Actually interfacing against a low level device, like the I2C Segment Display, feels to be about the same amount of work as a C program. If no memory allocation happens in the device driver, it’s probably just as easy to wrap an existing C library for use.
The thing compiles fast, I’ll certainly give it that.
Drawbacks? Sure. On Linux there’s really not an agreed upon IDE for Go with a good editor, project management and integrated debugger built-in. This seems to stem from the roots of the language designers who aren’t real believers in such things. This leads to a whole lot of what I call ‘Programming by guessing’.
When a professional programmer starts out in the world, the first thing they realize is that they don’t get to work on their own code. Most are thrown in the deep end of very large programs that have an issue which needs fixing. It’s one thing to work on your own code and fix issues, it’s another thing to be thrown out into the sea on your own. Debuggers and project organizers act as life preservers. It’s rather harsh not to have those available in a modern way, especially when you’re first starting out.

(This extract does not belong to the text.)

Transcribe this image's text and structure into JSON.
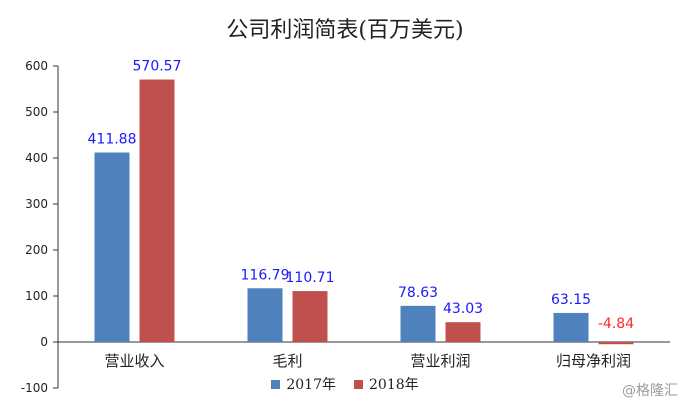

All in all, fairly positive. Certainly for having a server of any type on the device, Go should be a definite candidate. If there’s some particular task which needs concurrency at the CPU level, Go should be on the checklist. Certainly worth kicking the tires.
Visual Studio Code has a really good extension for Go. It checks for syntax errors and such. I think there is even a debugger package that I haven’t tried messing with yet. Unfortunately, there is no native version for ARM, but that being said it does run on both Linux and Windows. I wrote some code for a Raspberry Pi. I did it on a laptop then dropped it into my work folder on the Pi using a FTP program.
The Go code is pretty transportable, which makes it straightforward to port to other systems. Qt Creator on ARM has a Golang syntax checker. Unfortunately the state of debuggers on Golang is abysmal. I find this very strange given the idea that it is for very large systems for collaborative distributed programming developers. Thanks for reading!